Kolyma river, Photo: Jorien Vonk/Stockholm University
Kolyma river, Photo: Jorien Vonk/Stockholm University

 

“Rivers transport carbon from different sources in their catchments, including carbon mobilized from thawing permafrost or collapsing peat, as well as carbon from the soil surface,” says Birgit Wild, researcher at ACES and lead author of the study.

With the help of carbon-14 dating, the researchers managed to study the pattern of old carbon release from permafrost across northern Eurasia. Old carbon that has been preserved for thousands of years in deep permafrost or peat deposits contains less carbon-14 than modern carbon in the soil surface. The team calculated the flux of carbon from permafrost and peats into the large Siberian rivers Ob, Yenisey, Lena and Kolyma by combining information from a database of carbon-14 in different deposits with monitoring data of carbon-14 in those rivers during all seasons for over ten years.

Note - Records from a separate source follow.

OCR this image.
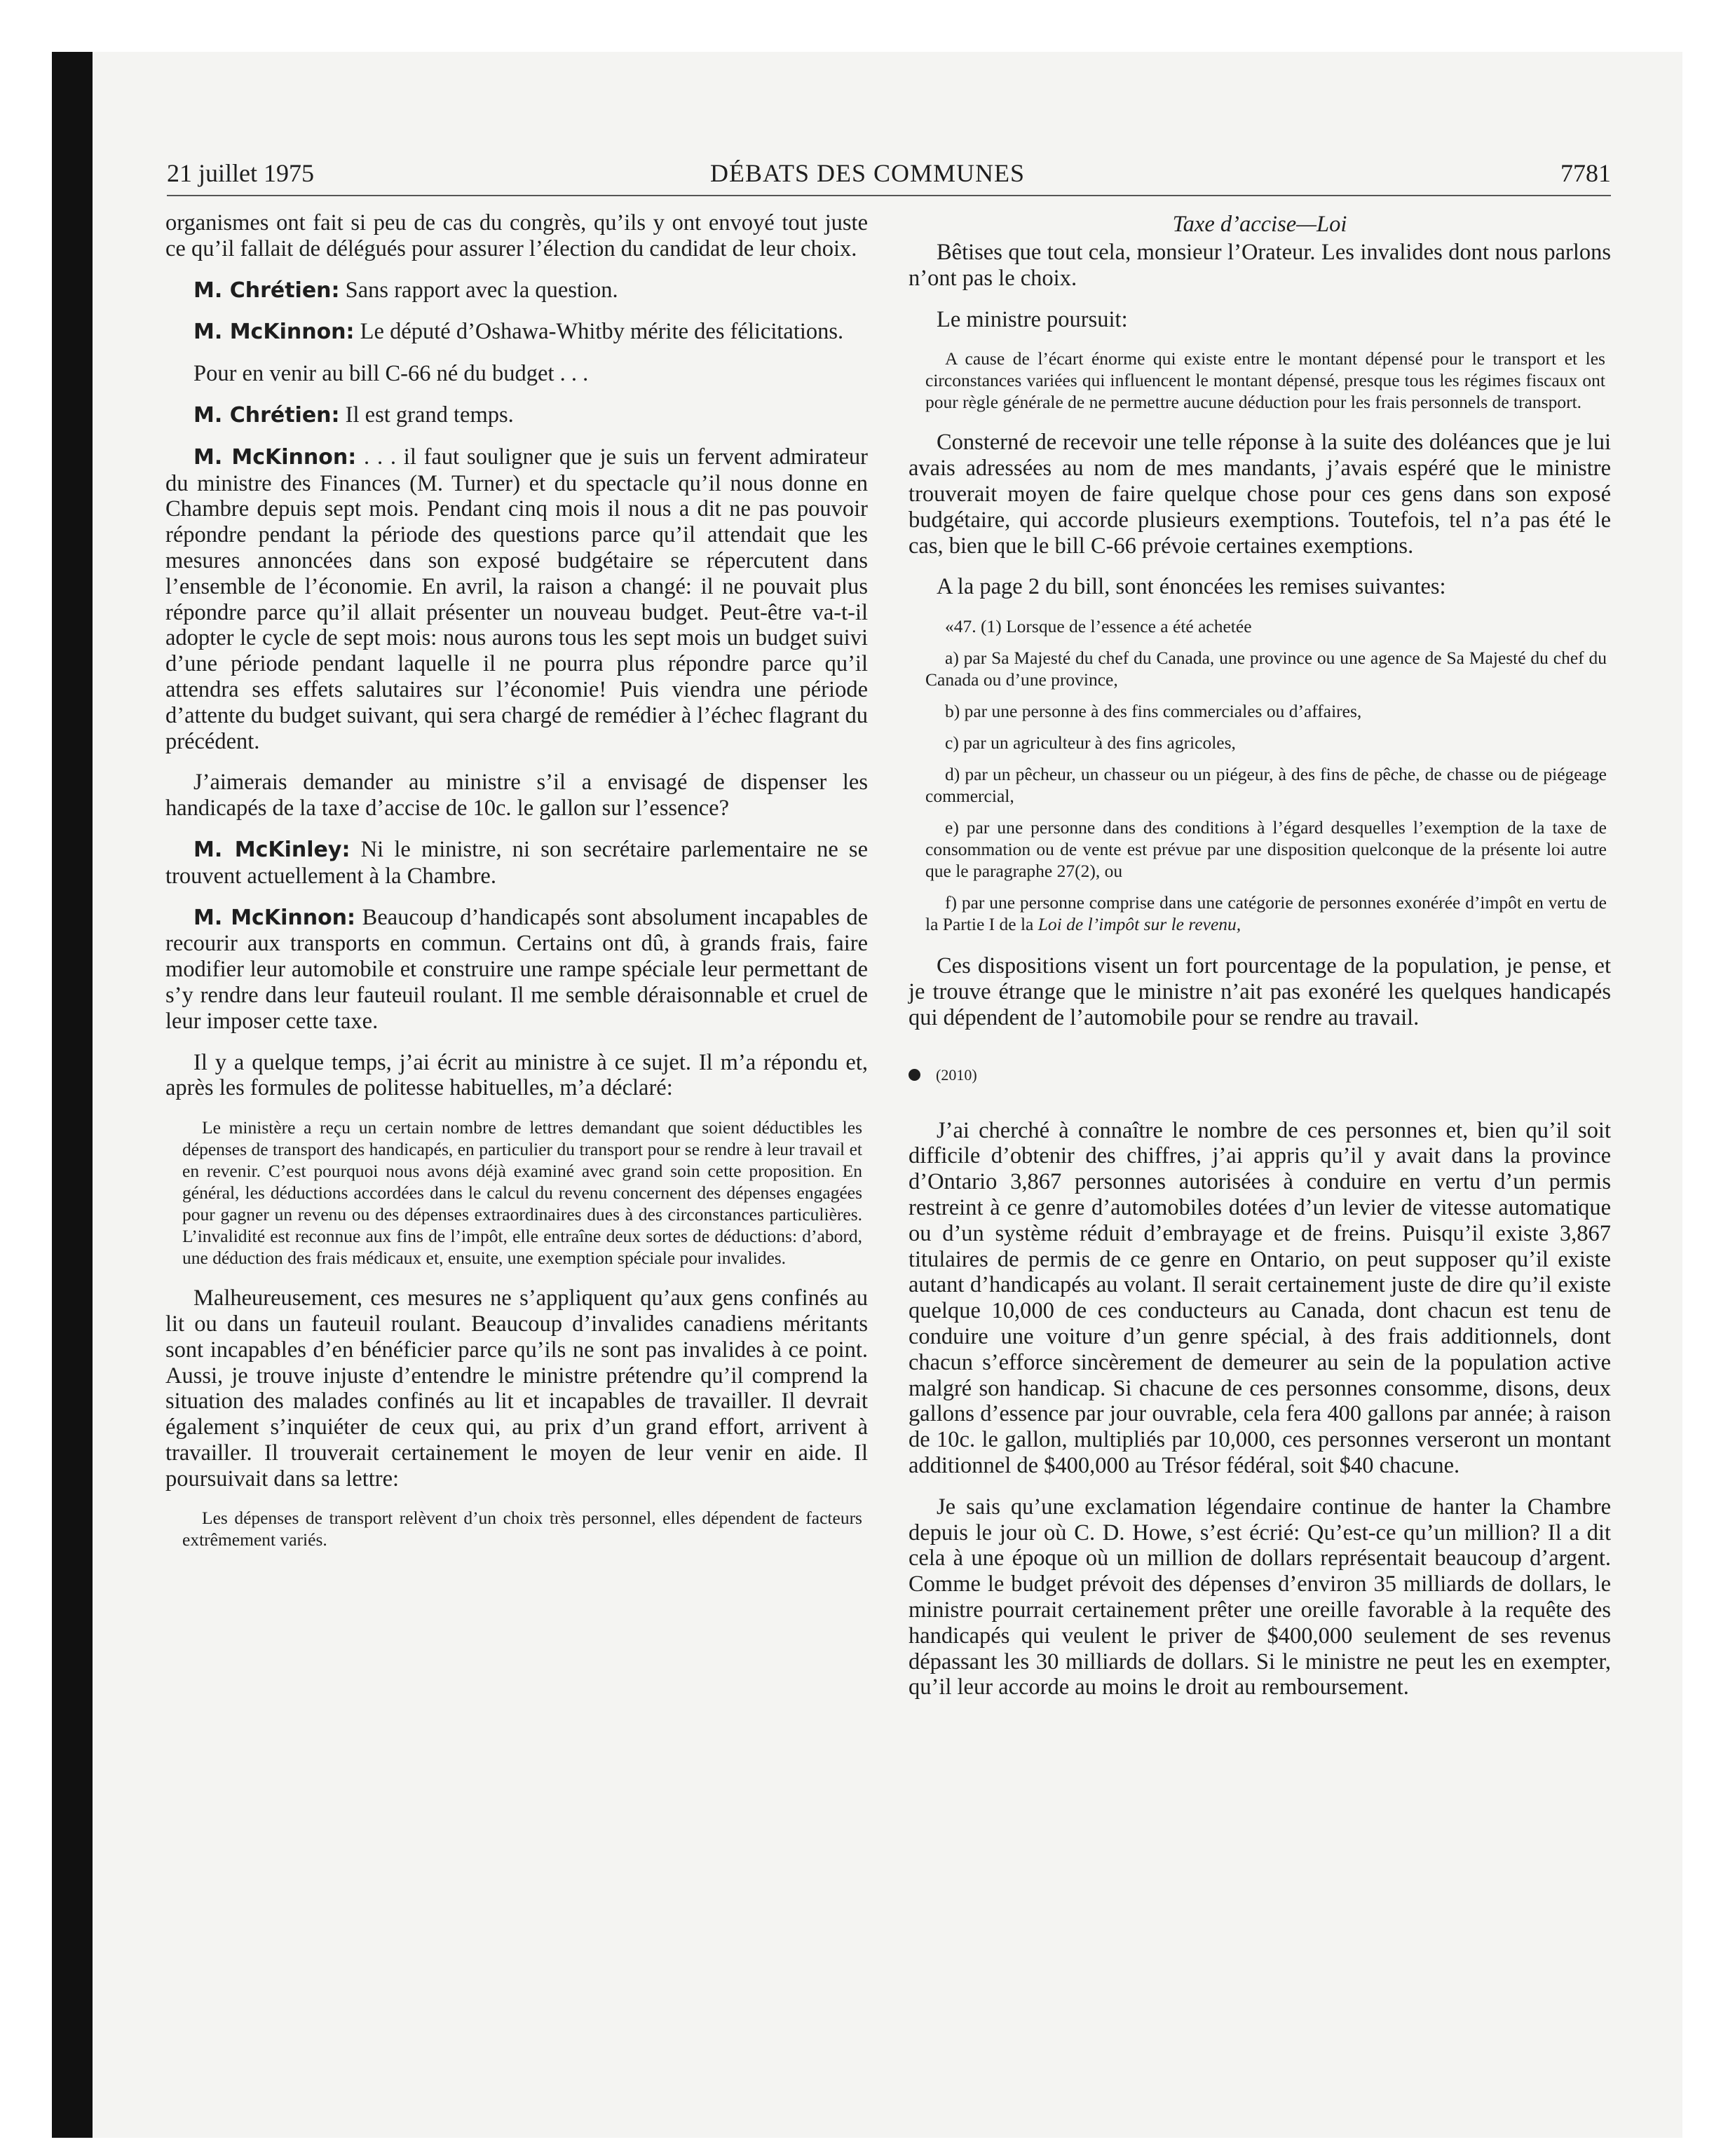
21 juillet 1975	DÉBATS DES COMMUNES	7781

organismes ont fait si peu de cas du congrès, qu’ils y ont envoyé tout juste ce qu’il fallait de délégués pour assurer l’élection du candidat de leur choix.

M. Chrétien: Sans rapport avec la question.

M. McKinnon: Le député d’Oshawa-Whitby mérite des félicitations.

Pour en venir au bill C-66 né du budget . . .

M. Chrétien: Il est grand temps.

M. McKinnon: . . . il faut souligner que je suis un fervent admirateur du ministre des Finances (M. Turner) et du spectacle qu’il nous donne en Chambre depuis sept mois. Pendant cinq mois il nous a dit ne pas pouvoir répondre pendant la période des questions parce qu’il attendait que les mesures annoncées dans son exposé budgétaire se répercutent dans l’ensemble de l’économie. En avril, la raison a changé: il ne pouvait plus répondre parce qu’il allait présenter un nouveau budget. Peut-être va-t-il adopter le cycle de sept mois: nous aurons tous les sept mois un budget suivi d’une période pendant laquelle il ne pourra plus répondre parce qu’il attendra ses effets salutaires sur l’économie! Puis viendra une période d’attente du budget suivant, qui sera chargé de remédier à l’échec flagrant du précédent.

J’aimerais demander au ministre s’il a envisagé de dispenser les handicapés de la taxe d’accise de 10c. le gallon sur l’essence?

M. McKinley: Ni le ministre, ni son secrétaire parlementaire ne se trouvent actuellement à la Chambre.

M. McKinnon: Beaucoup d’handicapés sont absolument incapables de recourir aux transports en commun. Certains ont dû, à grands frais, faire modifier leur automobile et construire une rampe spéciale leur permettant de s’y rendre dans leur fauteuil roulant. Il me semble déraisonnable et cruel de leur imposer cette taxe.

Il y a quelque temps, j’ai écrit au ministre à ce sujet. Il m’a répondu et, après les formules de politesse habituelles, m’a déclaré:

Le ministère a reçu un certain nombre de lettres demandant que soient déductibles les dépenses de transport des handicapés, en particulier du transport pour se rendre à leur travail et en revenir. C’est pourquoi nous avons déjà examiné avec grand soin cette proposition. En général, les déductions accordées dans le calcul du revenu concernent des dépenses engagées pour gagner un revenu ou des dépenses extraordinaires dues à des circonstances particulières. L’invalidité est reconnue aux fins de l’impôt, elle entraîne deux sortes de déductions: d’abord, une déduction des frais médicaux et, ensuite, une exemption spéciale pour invalides.

Malheureusement, ces mesures ne s’appliquent qu’aux gens confinés au lit ou dans un fauteuil roulant. Beaucoup d’invalides canadiens méritants sont incapables d’en bénéficier parce qu’ils ne sont pas invalides à ce point. Aussi, je trouve injuste d’entendre le ministre prétendre qu’il comprend la situation des malades confinés au lit et incapables de travailler. Il devrait également s’inquiéter de ceux qui, au prix d’un grand effort, arrivent à travailler. Il trouverait certainement le moyen de leur venir en aide. Il poursuivait dans sa lettre:

Les dépenses de transport relèvent d’un choix très personnel, elles dépendent de facteurs extrêmement variés.

Taxe d’accise—Loi

Bêtises que tout cela, monsieur l’Orateur. Les invalides dont nous parlons n’ont pas le choix.

Le ministre poursuit:

A cause de l’écart énorme qui existe entre le montant dépensé pour le transport et les circonstances variées qui influencent le montant dépensé, presque tous les régimes fiscaux ont pour règle générale de ne permettre aucune déduction pour les frais personnels de transport.

Consterné de recevoir une telle réponse à la suite des doléances que je lui avais adressées au nom de mes mandants, j’avais espéré que le ministre trouverait moyen de faire quelque chose pour ces gens dans son exposé budgétaire, qui accorde plusieurs exemptions. Toutefois, tel n’a pas été le cas, bien que le bill C-66 prévoie certaines exemptions.

A la page 2 du bill, sont énoncées les remises suivantes:

«47. (1) Lorsque de l’essence a été achetée

a) par Sa Majesté du chef du Canada, une province ou une agence de Sa Majesté du chef du Canada ou d’une province,

b) par une personne à des fins commerciales ou d’affaires,

c) par un agriculteur à des fins agricoles,

d) par un pêcheur, un chasseur ou un piégeur, à des fins de pêche, de chasse ou de piégeage commercial,

e) par une personne dans des conditions à l’égard desquelles l’exemption de la taxe de consommation ou de vente est prévue par une disposition quelconque de la présente loi autre que le paragraphe 27(2), ou

f) par une personne comprise dans une catégorie de personnes exonérée d’impôt en vertu de la Partie I de la Loi de l’impôt sur le revenu,

Ces dispositions visent un fort pourcentage de la population, je pense, et je trouve étrange que le ministre n’ait pas exonéré les quelques handicapés qui dépendent de l’automobile pour se rendre au travail.

(2010)

J’ai cherché à connaître le nombre de ces personnes et, bien qu’il soit difficile d’obtenir des chiffres, j’ai appris qu’il y avait dans la province d’Ontario 3,867 personnes autorisées à conduire en vertu d’un permis restreint à ce genre d’automobiles dotées d’un levier de vitesse automatique ou d’un système réduit d’embrayage et de freins. Puisqu’il existe 3,867 titulaires de permis de ce genre en Ontario, on peut supposer qu’il existe autant d’handicapés au volant. Il serait certainement juste de dire qu’il existe quelque 10,000 de ces conducteurs au Canada, dont chacun est tenu de conduire une voiture d’un genre spécial, à des frais additionnels, dont chacun s’efforce sincèrement de demeurer au sein de la population active malgré son handicap. Si chacune de ces personnes consomme, disons, deux gallons d’essence par jour ouvrable, cela fera 400 gallons par année; à raison de 10c. le gallon, multipliés par 10,000, ces personnes verseront un montant additionnel de $400,000 au Trésor fédéral, soit $40 chacune.

Je sais qu’une exclamation légendaire continue de hanter la Chambre depuis le jour où C. D. Howe, s’est écrié: Qu’est-ce qu’un million? Il a dit cela à une époque où un million de dollars représentait beaucoup d’argent. Comme le budget prévoit des dépenses d’environ 35 milliards de dollars, le ministre pourrait certainement prêter une oreille favorable à la requête des handicapés qui veulent le priver de $400,000 seulement de ses revenus dépassant les 30 milliards de dollars. Si le ministre ne peut les en exempter, qu’il leur accorde au moins le droit au remboursement.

Organic carbon comes in different forms in rivers, namely dissolved and particulate. When the researchers looked at the origin of dissolved and particulate organic carbon transported in the rivers, they found that only twelve per cent of dissolved organic carbon and more than half of the particulate organic carbon originated from permafrost and peat deposits.

“The dissolved organic carbon was likely released by gradual thaw of the seasonally frozen active layer and of surface permafrost. By contrast, the presence of particular organic carbon in those deposits reflect mostly the abrupt collapse of deeper deposits that formed thousands of years ago. Our statistical analysis suggests that an increase in permafrost thaw in the Arctic could strongly change the radiocarbon signature of particulate organic carbon by increasing abrupt collapse processes,” says Birgit Wild.

According to the researchers, the use of the radiocarbon signal of large rivers in the study of permafrost thaw and carbon release could be a novel approach to better understand those processes. 

“The radiocarbon signal of especially particulate organic carbon in rivers may be a sensitive tool to monitor carbon release from thawing permafrost over the coming decades,” says Örjan Gustafsson, professor at ACES and co-author of the paper.

 

Arctic permafrost and peatlands are frozen giants of the global carbon cycle

Arctic permafrost stores almost twice as much carbon as atmospheric CO2 and more than 200 times as much as atmospheric methane. The large amounts of carbon currently stored in the Arctic permafrost may be released in the future as thawing progresses due to climate warming – and may then feed additional CO2 and methane into the atmosphere to accelerate climate warming. The climate-carbon feedback system is difficult to assess as a whole as permafrost thaws at different rates across the Arctic and data from remote areas are currenty limited or lacking altogether.